Der Beschwerdeführer hat dem Bund Aufwendungen in der Höhe von S 505,-- binnen zwei Wochen bei sonstiger Exekution zu ersetzen.
Begründung
Mit Bescheid der Sicherheitsdirektion für das Bundesland Wien vom 19. Februar 1991 war der Antrag des Beschwerdeführers, eines albanischen Staatsangehörigen, auf Feststellung seiner Flüchtlingseigenschaft abgewiesen worden. Die gegen diesen Bescheid erhobene Berufung des Beschwerdeführers wies die belangte Behörde mit dem nunmehr angefochtenen Bescheid vom 27. August 1991 gemäß § 66 Abs. 4 AVG ab.
Gegen diesen Bescheid richtet sich die wegen Rechtswidrigkeit des Inhalts, Rechtswidrigkeit infolge Verletzung von Verfahrensvorschriften und Unzuständigkeit der belangten Behörde erhobene Beschwerde. Insbesondere sei der Sachverhalt, der im wesentlichen einer Ergänzung bedürfe, nicht richtig gewürdigt worden.
Der Verwaltungsgerichtshof hat erwogen:
Der Beschwerdeführer gab bei seiner Erstbefragung an, daß er albanischer Staatsbürger sei und daß er seine Heimat aus politischen Gründen verlassen habe. Am 2. Juli 1990 sei er Teilnehmer an einer großen Demonstration in T gewesen. Anschließend an diese sei er ausgeforscht und von seinen Vorgesetzten am Arbeitsplatz verhört worden. Dabei sei er provoziert und es sei ihm auch mit Entlassung gedroht worden. Auf Grund einer weiteren Teilnahme an einer Massendemonstation in T im August 1990 sei er fristlos entlassen worden und habe seit dieser Zeit im Untergrund gelebt. Trotzdem habe er für die demokratische Bewegung in Albanien weiter Leistungen erbracht. Er sei zwar nicht Mitglied der (verbotenen) Partei gewesen, hätte aber immer wieder Leute gesucht, die an Demonstrationen teilnehmen sollten, um Demokratie und Freiheit in Albanien zu fördern. Er sei immer Gegner des stalinistisch-kommunistischen Systems in Albanien gewesen, in dem die Menschenrechte nicht geachtet würden. Deshalb sei auch getrachtet worden, die Beendigung seines Studiums zu verhindern, und nur durch die Protektion und Bestechung eines Bekannten an der Universität habe er sein Studium beenden können. Sein Großvater sei vor dem Krieg als Direktor bzw. Vizedirektor einer amerikanischen Schule in T als Gegner des Kommunismus bekannt gewesen und als Agent der CIA verdächtigt worden. Auch das sei dem Beschwerdeführer zum Vorwurf gemacht worden, und aus diesen Gründen habe er sich entschlossen, seine Heimat zu verlassen. Anfang Oktober 1990 sei der Beschwerdeführer mit einem gültigen Reisedokument über Budapest nach Kairo gereist, wo er, da er nicht mehr albanischer Staatsangehöriger habe sein wollen, seinen Reisepaß vernichtet habe. Anschließend habe er sich einen gefälschten Paß besorgt, mit dem er dann am 13. Dezember 1990 nach Budapest zurückgekehrt sei. Von dort sei er am 12. Jänner 1991 illegal nach Österreich eingereist. Das gefälschte Reisedokument habe er in Ungarn vernichtet.

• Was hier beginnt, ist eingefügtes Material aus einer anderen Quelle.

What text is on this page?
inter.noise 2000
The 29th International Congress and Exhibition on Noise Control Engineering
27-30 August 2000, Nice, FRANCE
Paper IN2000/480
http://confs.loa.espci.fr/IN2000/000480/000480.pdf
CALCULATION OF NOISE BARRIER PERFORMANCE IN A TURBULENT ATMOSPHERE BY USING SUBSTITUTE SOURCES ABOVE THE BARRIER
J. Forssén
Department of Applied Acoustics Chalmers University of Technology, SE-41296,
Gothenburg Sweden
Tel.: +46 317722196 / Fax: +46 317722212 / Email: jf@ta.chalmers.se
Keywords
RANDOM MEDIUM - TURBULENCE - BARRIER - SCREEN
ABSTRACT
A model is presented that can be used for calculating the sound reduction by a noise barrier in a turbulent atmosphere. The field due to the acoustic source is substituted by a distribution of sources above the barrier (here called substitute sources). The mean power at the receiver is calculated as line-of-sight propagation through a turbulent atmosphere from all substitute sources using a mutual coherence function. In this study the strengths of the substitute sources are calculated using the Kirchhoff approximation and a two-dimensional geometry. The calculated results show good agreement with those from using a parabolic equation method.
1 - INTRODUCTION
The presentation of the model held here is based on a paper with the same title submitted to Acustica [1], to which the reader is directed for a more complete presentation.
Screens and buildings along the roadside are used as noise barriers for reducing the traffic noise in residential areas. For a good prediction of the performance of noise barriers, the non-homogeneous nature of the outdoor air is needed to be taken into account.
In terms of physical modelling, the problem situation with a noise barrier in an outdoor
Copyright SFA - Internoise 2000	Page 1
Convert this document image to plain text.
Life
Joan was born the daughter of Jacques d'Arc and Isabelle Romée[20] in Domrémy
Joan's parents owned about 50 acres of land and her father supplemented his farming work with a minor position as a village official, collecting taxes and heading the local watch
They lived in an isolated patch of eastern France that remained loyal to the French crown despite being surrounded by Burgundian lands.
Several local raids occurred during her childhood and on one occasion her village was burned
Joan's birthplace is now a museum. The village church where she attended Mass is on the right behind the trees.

In der gegen den erstinstanzlichen Bescheid erhobenen Berufung hat der Beschwerdeführer dieses Vorbringen im wesentlichen bekräftigt und darüber hinaus noch geltend gemacht, daß der von ihm angefochtene Bescheid in keiner Weise auf seine persönliche Situation und sein Vorbringen im Überprüfungsverfahren einginge. Er weise ergänzend darauf hin, wie es seinem Großvater mütterlicherseits ergangen wäre, der 1944 zu mehr als zehn Jahren Haft verurteilt worden sei, dies ohne faires Gerichtsverfahren. Der Beschwerdeführer sei als Enkel im Rahmen der üblichen Sippenhaftung ständig verfolgt worden. Sein Vater sei entlassen worden, weil er den Schwiegervater beherbergt hätte. Auch seien die Kinder des Beschwerdeführers manchmal auf ihrem Heimweg von der Schule bedroht worden; so wäre auch sein Sohn für 48 Stunden entführt und festgehalten worden. Aus den gesamten Ausführungen ergebe sich, daß der Beschwerdeführer sich, entgegen der im erstinstanzlichen Bescheid vertretenen Ansicht, aus wohlbegründeter Furcht, wegen seiner politischen Gesinnung verfolgt zu werden, außerhalb seines Heimatlandes befinde und daher die Voraussetzungen des Art. 1 Abschnitt A Z. 2 der Konvention über die Rechtsstellung der Flüchtlinge erfülle.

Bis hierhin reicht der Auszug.